C'était sans compter sur l'obstination de ce dernier qui a annoncé hier soir après la clôture de la bourse new-yorkaise qu'il surenchérissait à 27 dollars par titre, toujours en numéraire, ce qui valorise désormais 3PAR 1,8 milliard de dollars. Ce montant représente donc une prime de 11% sur la dernière offre de Dell et de plus de 50% par rapport aux 18 dollars par action annoncés le 16 août par Dell, lorsque celui-ci avait dit avoir conclu un accord de rachat avec 3PAR pour 1,15 milliard de dollars. Alors que la dernière offre de Dell valorisait 3PAR huit fois ses revenus pour l'année en cours, celle de HP est proche de neuf fois. L'action 3PAR gagnait 6,4% à 27,7 dollars dans les transactions hors séance.
Il reste maintenant à savoir si Dell, qui avait prévu de finaliser son opération avant la fin de cette année, va être en mesure de revenir dans la course. L'offre d'achat qu'il a lancée porte sur toutes les actions ordinaires de 3PAR à travers une filiale qu'il détient à 100%, et cette offre court pour l'instant jusqu'au 20 septembre à minuit.

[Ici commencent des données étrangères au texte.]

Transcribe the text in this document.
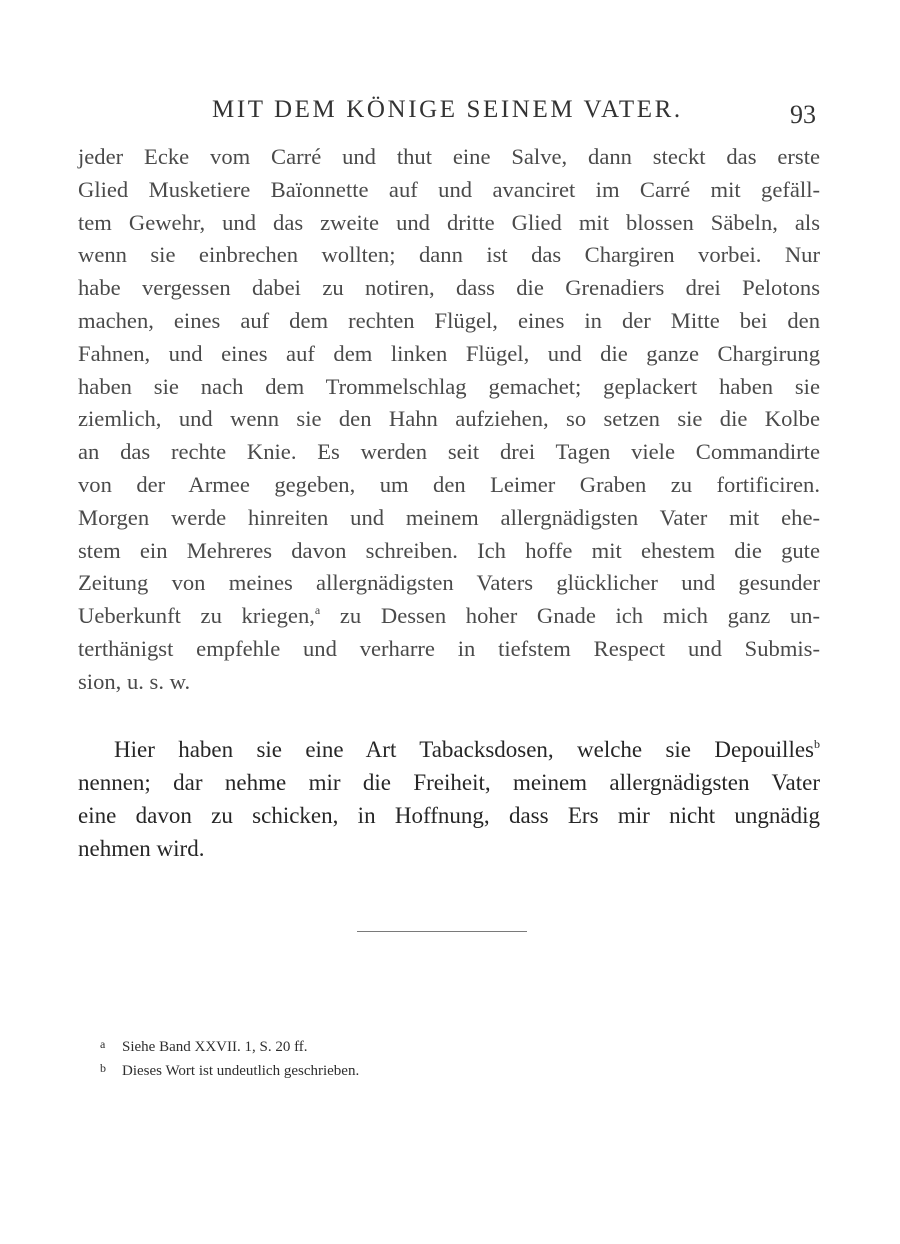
MIT DEM KÖNIGE SEINEM VATER.	93
jeder Ecke vom Carré und thut eine Salve, dann steckt das erste
Glied Musketiere Baïonnette auf und avanciret im Carré mit gefäll-
tem Gewehr, und das zweite und dritte Glied mit blossen Säbeln, als
wenn sie einbrechen wollten; dann ist das Chargiren vorbei. Nur
habe vergessen dabei zu notiren, dass die Grenadiers drei Pelotons
machen, eines auf dem rechten Flügel, eines in der Mitte bei den
Fahnen, und eines auf dem linken Flügel, und die ganze Chargirung
haben sie nach dem Trommelschlag gemachet; geplackert haben sie
ziemlich, und wenn sie den Hahn aufziehen, so setzen sie die Kolbe
an das rechte Knie. Es werden seit drei Tagen viele Commandirte
von der Armee gegeben, um den Leimer Graben zu fortificiren.
Morgen werde hinreiten und meinem allergnädigsten Vater mit ehe-
stem ein Mehreres davon schreiben. Ich hoffe mit ehestem die gute
Zeitung von meines allergnädigsten Vaters glücklicher und gesunder
Ueberkunft zu kriegen,$^a$ zu Dessen hoher Gnade ich mich ganz un-
terthänigst empfehle und verharre in tiefstem Respect und Submis-
sion, u. s. w.
Hier haben sie eine Art Tabacksdosen, welche sie Depouilles$^b$
nennen; dar nehme mir die Freiheit, meinem allergnädigsten Vater
eine davon zu schicken, in Hoffnung, dass Ers mir nicht ungnädig
nehmen wird.
a Siehe Band XXVII. 1, S. 20 ff.
b Dieses Wort ist undeutlich geschrieben.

Avant la nouvelle offre de HP, 3PAR avait déclaré que l'indemnité de rupture avait été portée à 72 millions de dollars, contre 53,5 millions auparavant. «Même si Dell a la capacité financière d'améliorer son offre, il a probablement atteint les limites de ce qu'il peut offrir», explique toutefois Ashok Kumar, de Rodman & Renshaw.
Cette acquisition pourrait permettre à Dell d'étendre son offre de produits de stockage pour le «cloud computing» et de soutenir ses activités de services, à l'image d'autres poids lourds du secteur comme IBM, celles-ci ayant tendance à dégager des marges bénéficiaires plus importantes que les ventes d'ordinateurs. En 2009, moins de 10% des entreprises interrogées mentionnaient utiliser des services de «cloud computing». D'ici 2011, elles devraient être entre une sur deux et une sur trois à y recourir.
HP a par ailleurs annoncé hier l'acquisition de Stratavia, une entreprise non cotée d'automatisation de bases de données de Denver pour un montant non divulgué.